文章目录
1 机器学习流程
原始数据—>数据特征工程(训练数据和测试数据)—>建立模型—>模型评估(测试数据进行评估)—>判断模型是否合格(不合格继续进行训练,算法学习)—>模型应用
2 逻辑回归demo
1 模型训练+使用+保存
//1、构建spark环境
val spark: SparkSession = SparkSession
.builder()
.appName("person")
.master("local")
.config("spark,sql.shuffle.partitions", "2")
.getOrCreate()
import spark.implicits._
import org.apache.spark.sql.functions._
//2、读取被预处理后的人体SVM格式的数据
val data: DataFrame = spark
.read
.format("libsvm")
.load("data/人体指标.txt")
//data.show(false) //查看数据,false可以看全
//3、将数据拆分为训练集和测试集:训练集0.7,测试集0.3
val splitDS: Array[Dataset[Row]] = data.randomSplit(Array(0.7, 0.3))
val tran: Dataset[Row] = splitDS(0) //训练集
val test: Dataset[Row] = splitDS(1) //测试集
//4、选择算法,这里是二分类问题,可以采用逻辑回归算法
val regression: LogisticRegression = new LogisticRegression()
.setFitIntercept(true) //设置截距
.setMaxIter(100) //设置最大迭代次数
//5、将训练集带入算法训练模型
val model: LogisticRegressionModel = regression.fit(tran)
//6、模型的评估:会在最后增加一列表示预测的结果
val testDF: DataFrame = model.transform(test)
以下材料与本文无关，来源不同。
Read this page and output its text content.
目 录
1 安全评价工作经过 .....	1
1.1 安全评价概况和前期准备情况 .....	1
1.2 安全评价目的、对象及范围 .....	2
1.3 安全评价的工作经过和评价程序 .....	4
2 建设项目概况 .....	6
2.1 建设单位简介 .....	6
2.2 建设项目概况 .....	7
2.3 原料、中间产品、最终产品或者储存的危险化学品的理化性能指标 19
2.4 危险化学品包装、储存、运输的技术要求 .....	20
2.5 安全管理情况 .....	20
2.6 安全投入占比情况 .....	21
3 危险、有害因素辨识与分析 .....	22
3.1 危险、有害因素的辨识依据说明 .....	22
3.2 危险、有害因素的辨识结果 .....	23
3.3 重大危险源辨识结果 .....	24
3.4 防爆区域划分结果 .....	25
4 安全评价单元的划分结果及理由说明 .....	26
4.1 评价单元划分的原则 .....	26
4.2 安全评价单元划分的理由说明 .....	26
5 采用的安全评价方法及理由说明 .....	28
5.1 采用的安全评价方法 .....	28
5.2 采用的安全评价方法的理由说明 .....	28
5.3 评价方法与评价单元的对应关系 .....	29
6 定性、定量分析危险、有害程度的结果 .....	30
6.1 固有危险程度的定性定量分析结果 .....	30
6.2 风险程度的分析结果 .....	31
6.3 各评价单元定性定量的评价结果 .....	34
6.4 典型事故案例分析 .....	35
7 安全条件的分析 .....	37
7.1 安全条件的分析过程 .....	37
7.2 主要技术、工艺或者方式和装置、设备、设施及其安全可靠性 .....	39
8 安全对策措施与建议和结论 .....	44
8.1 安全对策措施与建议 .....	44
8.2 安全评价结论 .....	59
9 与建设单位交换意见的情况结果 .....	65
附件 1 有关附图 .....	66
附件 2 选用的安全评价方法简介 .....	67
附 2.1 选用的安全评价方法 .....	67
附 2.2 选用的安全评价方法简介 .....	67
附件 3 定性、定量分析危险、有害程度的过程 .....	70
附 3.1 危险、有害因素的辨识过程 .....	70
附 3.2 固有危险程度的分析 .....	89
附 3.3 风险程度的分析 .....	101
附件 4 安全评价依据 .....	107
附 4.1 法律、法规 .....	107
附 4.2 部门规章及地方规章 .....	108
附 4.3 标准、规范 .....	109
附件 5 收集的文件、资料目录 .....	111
//testDF.show(10000,false) //查看数据,10000表示行数
//7、对预测的结果和表中原来的结果继续比较,如果相等置1相加,不相等置0,最后求出准备的比例(相等的/总数)
val p: DataFrame = testDF.select(sum(when($"label" === $"prediction", value = "1.0").otherwise(value = "0.0")) / count($"label") as "p")
//p.show() //查看准确率
//8、如果模型准确率达标,将模型保存
model.save("data/personModel")
//9、模型的使用:找到路径下保存的模型直接使用
//val model: LogisticRegressionModel = LogisticRegressionModel.load("data/personModel")
2 保存模型的使用
//1、构建spark环境
val spark: SparkSession = SparkSession
.builder()
.appName("person")
.master("local")
.config("spark,sql.shuffle.partitions", "2")
.getOrCreate()
import spark.implicits._
import org.apache.spark.sql.functions._
//2、加载模型
val model: LogisticRegressionModel = LogisticRegressionModel.load("data/personModel")
/**
* 一条数据
* 0 1:5.3 2:3.5 3:2.5 4:106.4 5:67.5 6:69.1 7:83
*/
val vector: linalg.Vector = Vectors.dense(Array(5.3,3.5,2.5,106.4,67.5,69.1,83))
//3、预测
val result: Double = model.predict(vector)
println(result) //打印预测结果
3 K-means demo
//1、构建spark环境
val spark: SparkSession = SparkSession
.builder()
.appName("Kmeans")
.master("local")
.config("spark,sql.shuffle.partitions", "2")
.getOrCreate()
import spark.implicits._
//2、读取数据
val data: DataFrame = spark
.read
.format("csv")
.schema("x DOUBLE,y DOUBLE")
.load("data/kmeans.txt")
//3、将每行数据拼接成数组
val ds: Dataset[(Double, Double)] = data.as[(Double, Double)] //每行转为元组
val vectorDF: DataFrame = ds
.map(kv => Array(kv._1, kv._2))
.toDF("features") //必须要加这个列名,不然无法获取数据会报错
//4、构建Kmeans算法
val Kmeans: KMeans = new KMeans()
.setK(3) //k的数量,聚类中心的数量
//5、迭代计算训练模型
val model: KMeansModel = Kmeans.fit(vectorDF)
//6、计算结果
val result: DataFrame = model.transform(vectorDF)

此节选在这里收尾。